Wiederwohl is an accomplished trombonist.  Any student would be lucky to have a teacher who has experience as a performer and teacher.   Until recently, only students who could get to MacPhail in downtown Minneapolis had that option.

Today, Wiederwohl's students are 125 miles away at Yellow Medicine East High School in Granite Falls.

They are connected to their teacher through a codec, a computer program that takes a signal, digitizes it, enabling someone miles away to watch it without the lengthy delay and glitches of the internet.

At MacPhail, it's called the MacPhail Online Residency Initiative, or MORI. 

It allows teachers at MacPhail to work with students outside of the metro.  Currently eight high schools are using the sytem through the LIttle Crow Telemedia Network, LCTN.

"We're trying to be a resource for those schools within their music program," said Bob Adney, who coordinates MORI at MacPhail.

It's an important distinction for teachers like Nicole Boelter at Y.M.E.

"To be honest, I was a little worried," said Boelter, who was concerned the initiative would replace rural teachers.  However, after seeing the program in action for her band students, she's a convert.

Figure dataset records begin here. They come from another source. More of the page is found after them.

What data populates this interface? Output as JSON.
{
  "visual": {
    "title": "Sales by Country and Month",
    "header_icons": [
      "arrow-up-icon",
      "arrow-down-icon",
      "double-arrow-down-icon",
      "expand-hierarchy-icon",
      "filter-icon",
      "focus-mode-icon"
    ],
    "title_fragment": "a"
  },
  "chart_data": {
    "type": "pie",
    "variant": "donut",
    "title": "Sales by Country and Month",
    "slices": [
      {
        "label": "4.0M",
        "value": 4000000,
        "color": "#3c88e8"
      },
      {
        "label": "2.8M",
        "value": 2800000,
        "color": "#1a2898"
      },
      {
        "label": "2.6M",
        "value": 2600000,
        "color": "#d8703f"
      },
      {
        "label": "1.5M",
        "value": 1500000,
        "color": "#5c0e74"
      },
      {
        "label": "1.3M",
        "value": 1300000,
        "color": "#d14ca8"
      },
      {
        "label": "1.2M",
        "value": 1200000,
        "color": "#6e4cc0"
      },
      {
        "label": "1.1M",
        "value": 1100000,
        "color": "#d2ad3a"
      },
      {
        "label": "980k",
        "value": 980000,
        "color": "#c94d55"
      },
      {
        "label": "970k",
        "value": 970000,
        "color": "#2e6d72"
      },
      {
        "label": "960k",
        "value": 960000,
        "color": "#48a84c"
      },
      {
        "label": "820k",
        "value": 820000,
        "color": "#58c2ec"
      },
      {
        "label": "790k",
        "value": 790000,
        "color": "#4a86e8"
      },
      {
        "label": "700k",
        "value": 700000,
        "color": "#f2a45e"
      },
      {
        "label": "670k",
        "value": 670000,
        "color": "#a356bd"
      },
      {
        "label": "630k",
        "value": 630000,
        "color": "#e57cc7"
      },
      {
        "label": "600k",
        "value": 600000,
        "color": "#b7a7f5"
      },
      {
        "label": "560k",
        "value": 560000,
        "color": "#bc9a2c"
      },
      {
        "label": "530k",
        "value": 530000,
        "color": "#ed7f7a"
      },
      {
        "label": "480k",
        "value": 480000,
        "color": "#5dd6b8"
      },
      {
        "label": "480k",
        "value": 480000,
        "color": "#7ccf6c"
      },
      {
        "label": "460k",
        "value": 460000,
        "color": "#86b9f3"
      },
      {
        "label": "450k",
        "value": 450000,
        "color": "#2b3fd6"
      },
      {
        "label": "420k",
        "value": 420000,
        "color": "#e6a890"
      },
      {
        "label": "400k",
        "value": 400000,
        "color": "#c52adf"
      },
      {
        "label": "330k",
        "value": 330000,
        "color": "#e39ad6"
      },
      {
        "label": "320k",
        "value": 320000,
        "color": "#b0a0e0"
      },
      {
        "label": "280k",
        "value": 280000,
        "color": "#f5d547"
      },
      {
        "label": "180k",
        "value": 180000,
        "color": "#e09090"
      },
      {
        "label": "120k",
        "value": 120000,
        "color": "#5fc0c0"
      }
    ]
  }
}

"I'm hoping I can find funding somewhere to continue something like this because to give this opportunity to the rural students, it's just been outstanding," Boelter said.

Currently, the program is funded by the help of a grant from the Minnesota State Arts Board.

"Whoa, whoa, E flat, remember I said make sure you play E flat," said Wiederwohl after listening to a tuba player at Y.M.E.

He believes distance learning through the codec offers few drawbacks (for instance there is a very slight delay, so Weiderwohl can't count out the beat for his students as they play) while also providing some real opportunity.

"Because I'm not there in flesh and blood, it actually encourages the kids to form their own interpretation and take ownership of their product," explained Wiederwohl.